Luego el barco nos dejó en el pequeño pueblo de Russell, que fue llamado “El hoyo del infierno del Pacífico” (Hell Hole of the Pacific) por los marineros durante los años 1830 en honor a su pasado de prostitutas y alcohol (dos de los entretenimientos favoritos de los marineros de la época). Pero luego llegaron las misiones religiosas y, para 1840, se había convertido en la población más grande de Nueva Zelanda. Ahora se puede pasear por su pintoresca costanera llena de edificios históricos y comer la pesca del día en los elegantes restaurantes locales.


Al final de The Far North (El Lejano Norte), se encuentra el Cabo Reinga, el punto más meridional de la isla norte de Nueva Zelanda y donde se unen el Mar de Tasmania y el Océano Pacífico. Un lugar curioso si los hay, en el que las corrientes chocan y producen olas perpendiculares a la costa y remolinos, es un enfrentamiento inagotable de agua sin vencedor aparente. Desde allí se tiene la más pura sensación de aislamiento geográfico: hacia el noroeste queda Australia, aunque tan lejos que ni se alcanza a ver, y yendo hacia el Este o el Oeste se llega a Chile o Argentina, respectivamente… Nada más. Solo agua infinita y esos pequeños trozos de tierra que constituyen la belleza de nuestro poco congestionado Hemisferio Sur.

El Cabo Reinga tiene especial importancia para los maoríes por ser el lugar donde sus muertos dejan este mundo. Comienzan su viaje deslizándose por las raíces de un árbol de 800 años llamado Phutakawa (que todavía se alza solitario entre las piedras de la orilla) y se sumergen en el océano.

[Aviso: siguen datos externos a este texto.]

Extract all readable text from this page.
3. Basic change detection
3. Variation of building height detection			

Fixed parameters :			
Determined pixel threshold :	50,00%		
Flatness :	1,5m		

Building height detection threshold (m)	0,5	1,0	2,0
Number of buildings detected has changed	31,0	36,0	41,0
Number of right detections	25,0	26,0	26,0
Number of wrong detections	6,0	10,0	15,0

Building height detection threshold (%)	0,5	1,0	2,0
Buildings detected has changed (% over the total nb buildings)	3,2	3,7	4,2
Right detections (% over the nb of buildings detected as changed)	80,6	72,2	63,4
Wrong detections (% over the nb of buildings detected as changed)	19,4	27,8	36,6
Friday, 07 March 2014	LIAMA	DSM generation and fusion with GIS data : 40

Hoy en día es un destino muy visitado tanto por los maoríes como por los pakeha (como los maoríes nos llaman a los demás) en parte por su precioso camino junto al acantilado por el que se llega a un faro, que hace muchos años controlaba una persona y ahora es automático.

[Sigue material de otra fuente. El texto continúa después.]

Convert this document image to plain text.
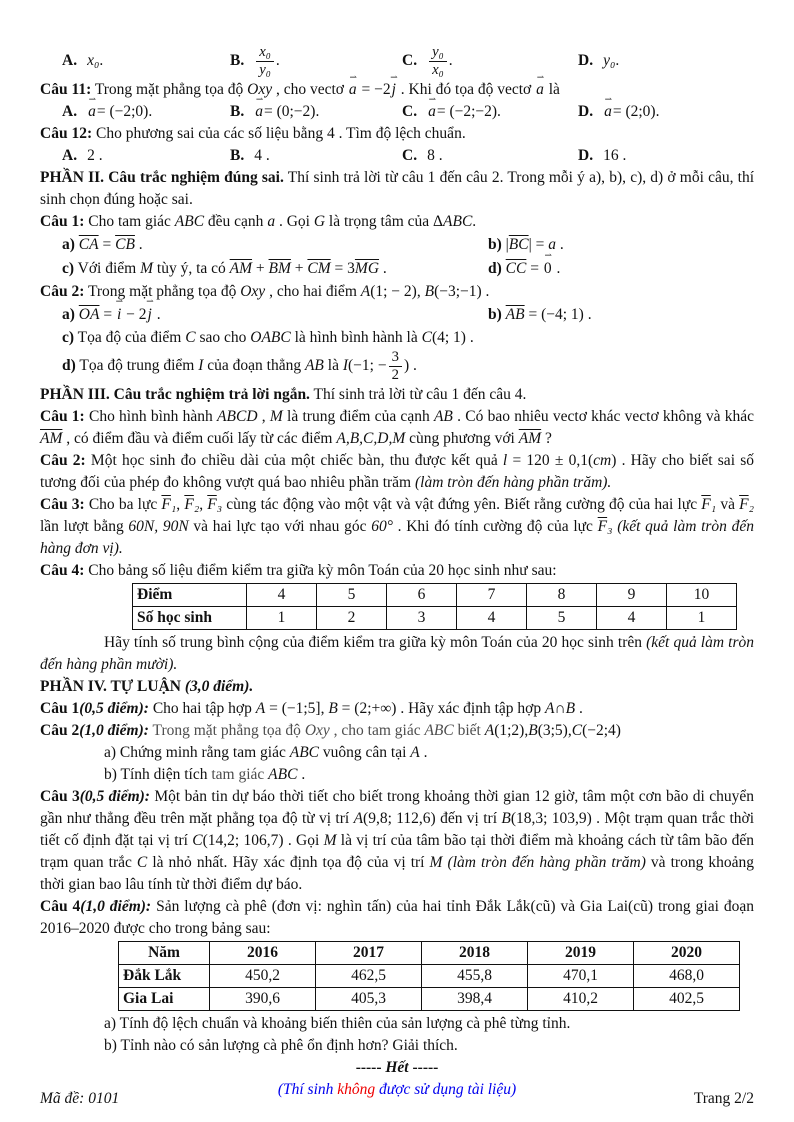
A. x₀ .	B. $\frac{\text{x₀}}{\text{y₀}}$ .	C. $\frac{\text{y₀}}{\text{x₀}}$ .	D. y₀ .
Câu 11: Trong mặt phẳng tọa độ Oxy , cho vectơ a ⇀ = −2j ⇀ . Khi đó tọa độ vectơ a ⇀ là
A. a ⇀ = (−2;0).	B. a ⇀ = (0;−2).	C. a ⇀ = (−2;−2).	D. a ⇀ = (2;0).
Câu 12: Cho phương sai của các số liệu bằng 4 . Tìm độ lệch chuẩn.
A. 2 .	B. 4 .	C. 8 .	D. 16 .
PHẦN II. Câu trắc nghiệm đúng sai. Thí sinh trả lời từ câu 1 đến câu 2. Trong mỗi ý a), b), c), d) ở mỗi câu, thí sinh chọn đúng hoặc sai.
Câu 1: Cho tam giác ABC đều cạnh a . Gọi G là trọng tâm của ΔABC.
a) $\overline{CA} = \overline{CB}$ .	b) $|\overline{BC}| = a$ .
c) Với điểm M tùy ý, ta có $\overline{AM} + \overline{BM} + \overline{CM} = 3\overline{MG}$ .	d) $\overline{CC} = 0$ ⇀ .
Câu 2: Trong mặt phẳng tọa độ Oxy , cho hai điểm A(1; − 2), B(−3;−1) .
a) $\overline{OA} = i$ ⇀ − 2j ⇀ .	b) $\overline{AB} = (-4$; 1) .
c) Tọa độ của điểm C sao cho OABC là hình bình hành là C(4; 1) .
d) Tọa độ trung điểm I của đoạn thẳng AB là I(−1; − $\frac{3}{2}$ ) .
PHẦN III. Câu trắc nghiệm trả lời ngắn. Thí sinh trả lời từ câu 1 đến câu 4.
Câu 1: Cho hình bình hành ABCD , M là trung điểm của cạnh AB . Có bao nhiêu vectơ khác vectơ không và khác $\overline{AM}$ , có điểm đầu và điểm cuối lấy từ các điểm A,B,C,D,M cùng phương với $\overline{AM}$ ?
Câu 2: Một học sinh đo chiều dài của một chiếc bàn, thu được kết quả l = 120 ± 0,1(cm) . Hãy cho biết sai số tương đối của phép đo không vượt quá bao nhiêu phần trăm (làm tròn đến hàng phần trăm).
Câu 3: Cho ba lực $\overline{F}_1$, $\overline{F}_2$, $\overline{F}_3$ cùng tác động vào một vật và vật đứng yên. Biết rằng cường độ của hai lực $\overline{F}_1$ và $\overline{F}_2$ lần lượt bằng 60N, 90N và hai lực tạo với nhau góc 60° . Khi đó tính cường độ của lực $\overline{F}_3$ (kết quả làm tròn đến hàng đơn vị).
Câu 4: Cho bảng số liệu điểm kiểm tra giữa kỳ môn Toán của 20 học sinh như sau:
Điểm	4	5	6	7	8	9	10
Số học sinh	1	2	3	4	5	4	1
Hãy tính số trung bình cộng của điểm kiểm tra giữa kỳ môn Toán của 20 học sinh trên (kết quả làm tròn đến hàng phần mười).
PHẦN IV. TỰ LUẬN (3,0 điểm).
Câu 1(0,5 điểm): Cho hai tập hợp A = (−1;5], B = (2;+∞) . Hãy xác định tập hợp A∩B .
Câu 2(1,0 điểm): Trong mặt phẳng tọa độ Oxy , cho tam giác ABC biết A(1;2),B(3;5),C(−2;4)
a) Chứng minh rằng tam giác ABC vuông cân tại A .
b) Tính diện tích tam giác ABC .
Câu 3(0,5 điểm): Một bản tin dự báo thời tiết cho biết trong khoảng thời gian 12 giờ, tâm một cơn bão di chuyển gần như thẳng đều trên mặt phẳng tọa độ từ vị trí A(9,8; 112,6) đến vị trí B(18,3; 103,9) . Một trạm quan trắc thời tiết cố định đặt tại vị trí C(14,2; 106,7) . Gọi M là vị trí của tâm bão tại thời điểm mà khoảng cách từ tâm bão đến trạm quan trắc C là nhỏ nhất. Hãy xác định tọa độ của vị trí M (làm tròn đến hàng phần trăm) và trong khoảng thời gian bao lâu tính từ thời điểm dự báo.
Câu 4(1,0 điểm): Sản lượng cà phê (đơn vị: nghìn tấn) của hai tỉnh Đắk Lắk(cũ) và Gia Lai(cũ) trong giai đoạn 2016–2020 được cho trong bảng sau:
Năm	2016	2017	2018	2019	2020
Đắk Lắk	450,2	462,5	455,8	470,1	468,0
Gia Lai	390,6	405,3	398,4	410,2	402,5
a) Tính độ lệch chuẩn và khoảng biến thiên của sản lượng cà phê từng tỉnh.
b) Tỉnh nào có sản lượng cà phê ổn định hơn? Giải thích.
----- Hết -----
(Thí sinh không được sử dụng tài liệu)
Mã đề: 0101	Trang 2/2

Dormimos en un Bed and Breakfast (sin desayuno) de dudosa legalidad en el medio del bosque. Claro que al reservarlo no sabíamos que íbamos a estar tan aislados y por un momento temí lo peor: irme a dormir sin comer. Así que nos alegramos mucho cuando, después de manejar 12 kilómetros por carreteras de ripio en la oscuridad, encontramos con un restaurant que nos dio de cenar. Esas pequeñas cosas que lo hacen feliz a uno. Duró poco la felicidad o, mejor dicho, se vio interrumpida esa noche, cuando las ratas que caminaban por el techo se dedicaron a rasquetear la pared del otro lado de nuestra cama. Un somnoliento Alejo me preguntó tres veces qué era eso, como si yo tuviera al lado de mi almohada la enciclopedia de pequeños mamíferos ilustrada. Hubiera dado lo mismo que le contestara “ratas” o “transformers” porque se volvió a dormir, igual que yo. Se ve que Nueva Zelanda ha bajado tanto mis expectativas de confort que ya ni las ratas rasqueteándome en la cabeza me quitan el sueño.

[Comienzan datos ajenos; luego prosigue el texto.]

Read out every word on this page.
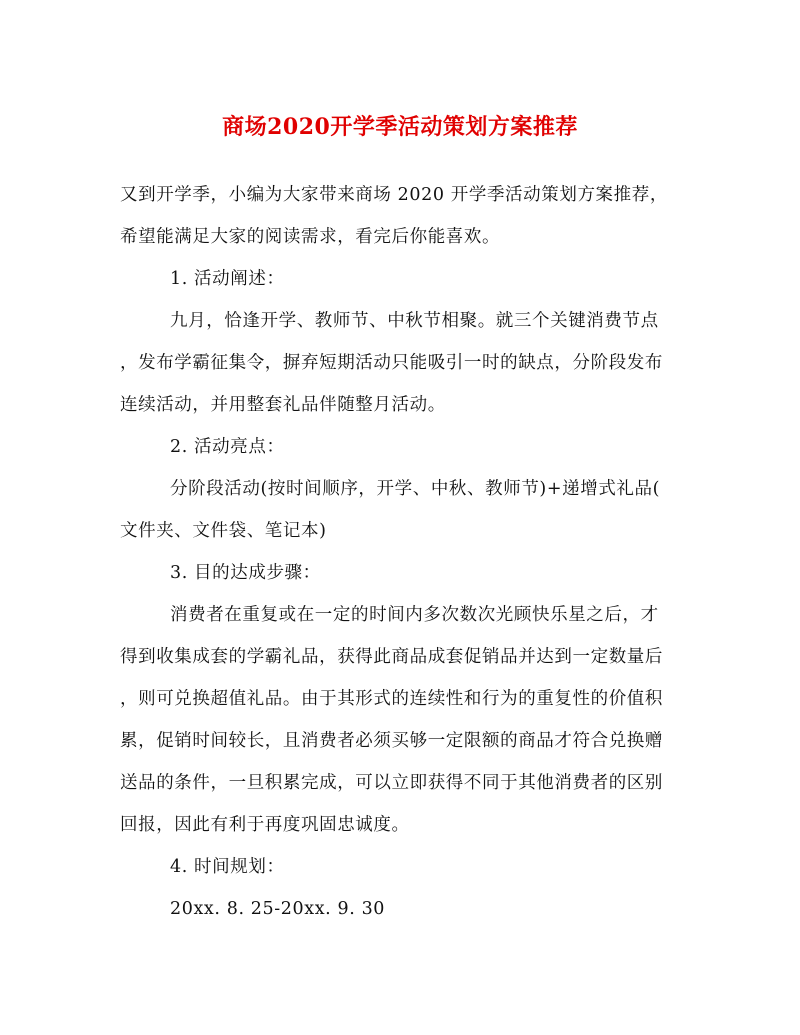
商场2020开学季活动策划方案推荐
又到开学季，小编为大家带来商场 2020 开学季活动策划方案推荐，
希望能满足大家的阅读需求，看完后你能喜欢。
1. 活动阐述：
九月，恰逢开学、教师节、中秋节相聚。就三个关键消费节点
，发布学霸征集令，摒弃短期活动只能吸引一时的缺点，分阶段发布
连续活动，并用整套礼品伴随整月活动。
2. 活动亮点：
分阶段活动(按时间顺序，开学、中秋、教师节)+递增式礼品(
文件夹、文件袋、笔记本)
3. 目的达成步骤：
消费者在重复或在一定的时间内多次数次光顾快乐星之后，才
得到收集成套的学霸礼品，获得此商品成套促销品并达到一定数量后
，则可兑换超值礼品。由于其形式的连续性和行为的重复性的价值积
累，促销时间较长，且消费者必须买够一定限额的商品才符合兑换赠
送品的条件，一旦积累完成，可以立即获得不同于其他消费者的区别
回报，因此有利于再度巩固忠诚度。
4. 时间规划：
20xx. 8. 25-20xx. 9. 30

Antes de volver a la civilización nos desviamos un poco para ver las impresionantes dunas de arena de Te Paki Stream, donde mi marido jugó y correteó hasta cansarse mientras yo (impedida voluntariamente de subir por la empinada ladera de la duna) lo esperaba abajo, descansando junto al arroyo. En Puhoi, un pueblito bucólico rodeado de bosque, donde antiguamente se establecieron los inmigrantes católicos de la República Checa, paramos a tomar algo en su histórica taberna, decorada con billetes de todos lados del mundo y corpiños. Y también nos detuvimos un poco después, alertados por unas ovejas fugitivas que corrían por la ruta, a escuchar las interminables majadas de ovejas de los campos vecinos, que sonaban como el más gracioso y menos coordinado de los coros. Aunque, pensándolo mejor, quizás haya sido una apropiada banda sonora para esta parte de Nueva Zelanda.